Security Implications of the Managing Grantees and Managing Roles Options

A role can be granted to another role as a grantee (member) or as an underlying role. Each grant type has different security inheritance implications.

Grantees are members granted directly to a role. A grantee can be either a user or another role. Granting membership in a role allows grantees to inherit all system privileges and underlying roles of the role.

When granting a role to another role, the role can be granted as a grantee (member)) or as an underlying role.

When a role is granted as a member, each member of the role being granted (the child role) becomes a grantee of the receiving role (the parent role). Each new grantee inherits all system privileges and roles already granted to the parent role, while still retaining all system privileges and roles from the child role. Existing members of the parent role do not inherit any system privileges and roles from the child role.

When a role is granted as an underlying role, all system privileges and roles of the underlying role (child role) are inherited by all members of the receiving role (parent role).

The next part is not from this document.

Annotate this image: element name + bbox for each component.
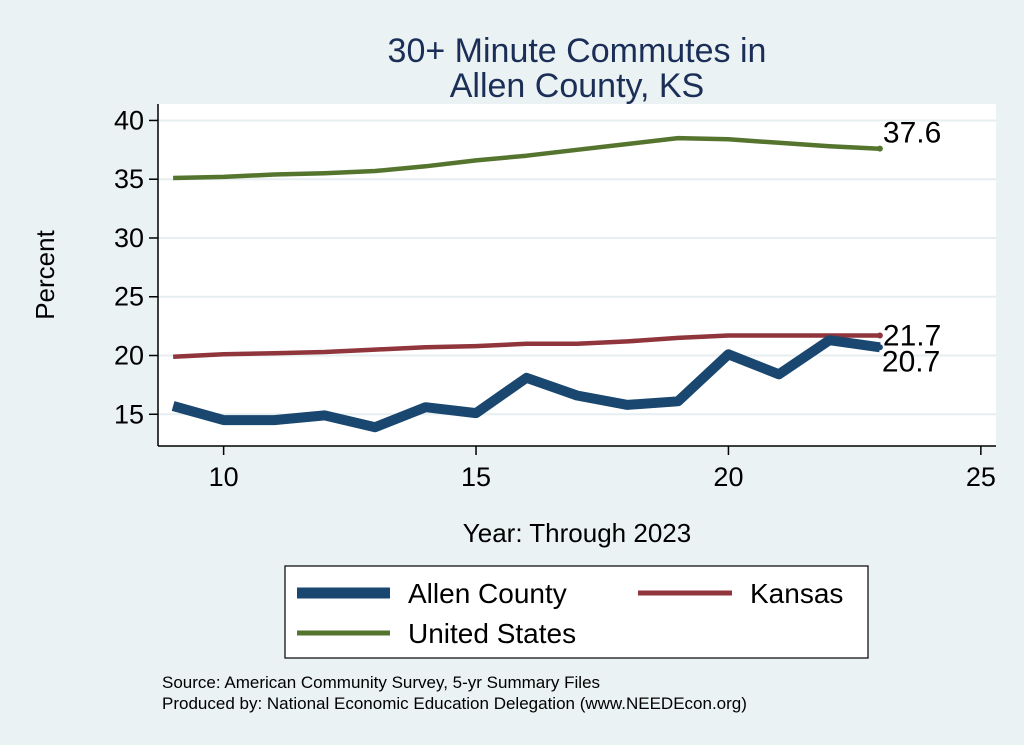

However, members of the child role do not become members of the parent role.

Consider the following:

There are three users: User1, User2, User3.
There are five roles: Role1, Role2, Role3, Role4, Role5.
There are three system privileges: Priv1, Priv2, Priv3.

Grant a role as a member:

Role1 is granted Priv1 and Role4.
User1 and User2 are members of Role1.
Role2 is granted Priv2 and Role5.
User3 is a member of Role2.
Role1 is made a member of Role2 (Manage Grantee).
As members of Role1, User1 and User2 (indirectly) become members of Role2 and inherit Priv2. Since Role4 is also a member of Role1, they also (indirectly) inherit all system privileges and roles granted to Role4.
As a member of Role2, User3 does not inherit Priv1 from Role1, or any system privileges or roles of Role4.

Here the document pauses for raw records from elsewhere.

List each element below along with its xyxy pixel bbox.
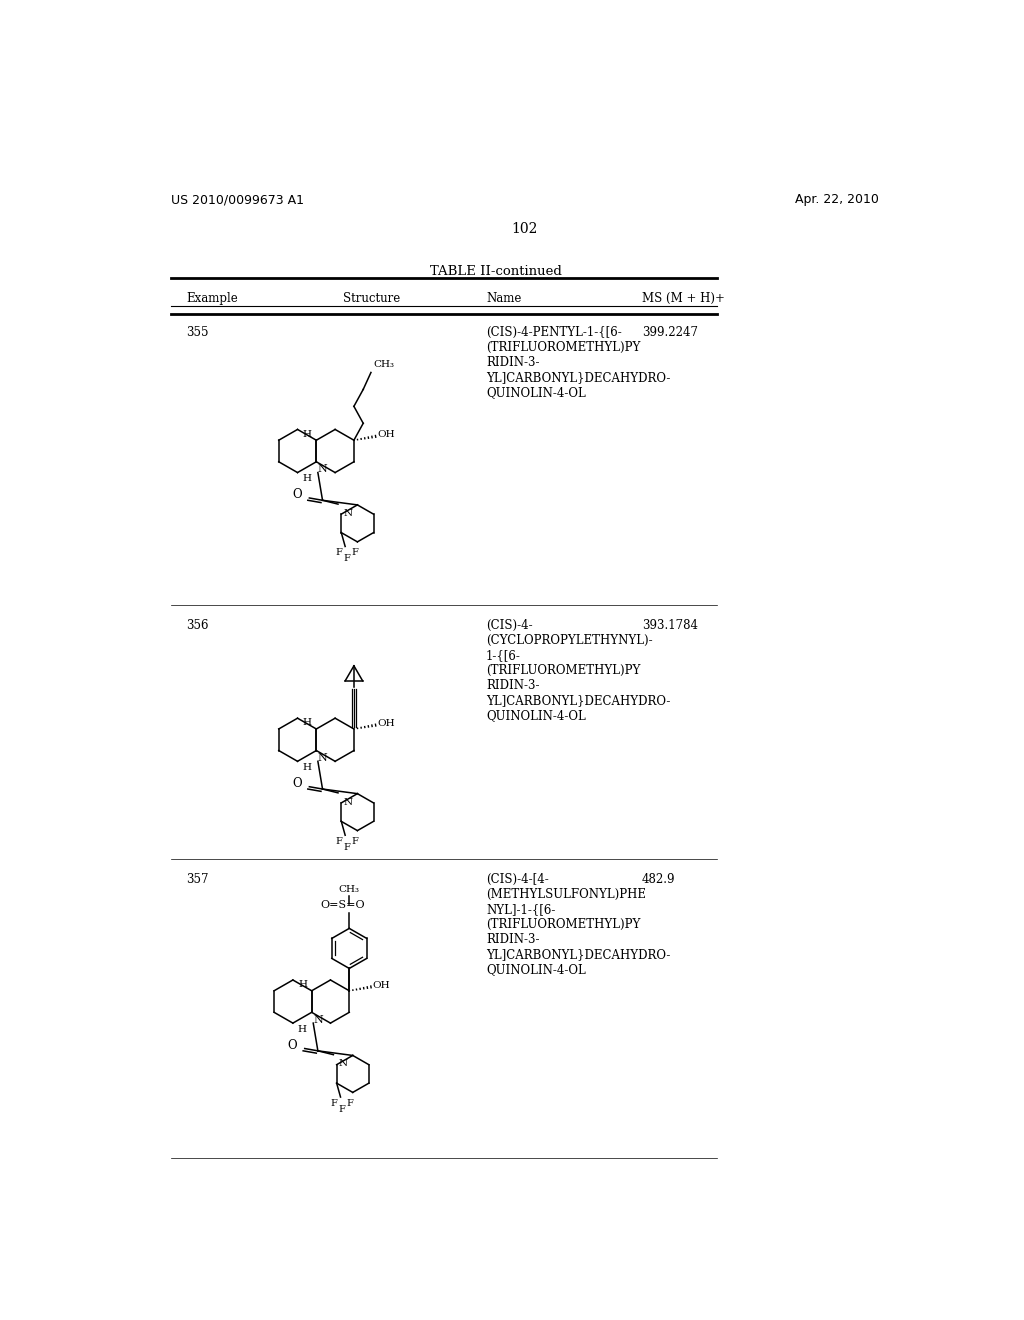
Text: TABLE II-continued: TABLE II-continued <box>430 264 562 277</box>
Text: (CIS)-4-PENTYL-1-{[6-
(TRIFLUOROMETHYL)PY
RIDIN-3-
YL]CARBONYL}DECAHYDRO-
QUINOL: (CIS)-4-PENTYL-1-{[6- (TRIFLUOROMETHYL)P… <box>486 326 671 399</box>
Text: 357: 357 <box>186 873 209 886</box>
Text: F: F <box>336 837 342 846</box>
Text: Apr. 22, 2010: Apr. 22, 2010 <box>795 193 879 206</box>
Text: H: H <box>298 1024 307 1034</box>
Text: Example: Example <box>186 293 238 305</box>
Text: O: O <box>288 1039 297 1052</box>
Text: O=S=O: O=S=O <box>321 900 366 911</box>
Text: OH: OH <box>377 430 395 440</box>
Text: 356: 356 <box>186 619 209 632</box>
Text: N: N <box>344 510 352 517</box>
Text: 399.2247: 399.2247 <box>642 326 697 339</box>
Text: O: O <box>292 777 302 791</box>
Text: F: F <box>351 837 358 846</box>
Text: O: O <box>292 488 302 502</box>
Text: Structure: Structure <box>343 293 400 305</box>
Text: H: H <box>303 430 311 438</box>
Text: CH₃: CH₃ <box>374 359 394 368</box>
Text: F: F <box>331 1098 338 1107</box>
Text: 102: 102 <box>512 222 538 235</box>
Text: H: H <box>303 718 311 727</box>
Text: F: F <box>351 548 358 557</box>
Text: N: N <box>317 752 328 763</box>
Text: N: N <box>339 1060 348 1068</box>
Text: (CIS)-4-
(CYCLOPROPYLETHYNYL)-
1-{[6-
(TRIFLUOROMETHYL)PY
RIDIN-3-
YL]CARBONYL}D: (CIS)-4- (CYCLOPROPYLETHYNYL)- 1-{[6- (T… <box>486 619 671 722</box>
Text: H: H <box>298 981 307 989</box>
Text: 393.1784: 393.1784 <box>642 619 697 632</box>
Text: 355: 355 <box>186 326 209 339</box>
Text: N: N <box>313 1015 323 1024</box>
Text: N: N <box>317 465 328 474</box>
Text: H: H <box>302 474 311 483</box>
Text: F: F <box>346 1098 353 1107</box>
Text: F: F <box>343 843 350 851</box>
Text: OH: OH <box>373 981 390 990</box>
Text: F: F <box>336 548 342 557</box>
Text: (CIS)-4-[4-
(METHYLSULFONYL)PHE
NYL]-1-{[6-
(TRIFLUOROMETHYL)PY
RIDIN-3-
YL]CARB: (CIS)-4-[4- (METHYLSULFONYL)PHE NYL]-1-{… <box>486 873 671 975</box>
Text: H: H <box>302 763 311 772</box>
Text: Name: Name <box>486 293 521 305</box>
Text: F: F <box>343 554 350 564</box>
Text: US 2010/0099673 A1: US 2010/0099673 A1 <box>171 193 304 206</box>
Text: MS (M + H)+: MS (M + H)+ <box>642 293 725 305</box>
Text: 482.9: 482.9 <box>642 873 675 886</box>
Text: F: F <box>339 1105 345 1114</box>
Text: N: N <box>344 797 352 807</box>
Text: CH₃: CH₃ <box>339 884 359 894</box>
Text: OH: OH <box>377 719 395 729</box>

Grant a role as an underlying role:

Role1 is granted Priv1 and Role4.
User1 and User2 are members of Role1.
Role2 is granted Priv2 and Role5.
User3 is a member of Role2.
Role1 is made an underlying role of Role2 (Manage Roles).
As a member of Role2, User3 inherits the following from Role1: Priv1 and (indirectly) all system privileges and roles of Role4.
As members of Role1, User1 and User2 do not become members of Role2 and do not inherit Priv2 or any system privileges and roles granted to Role4.

As you can see, there is a significant difference in how system privileges and roles of a child role are inherited by the parent role and by whom. Use of the wrong grant method can lead to unexpected behavior and potential security concerns.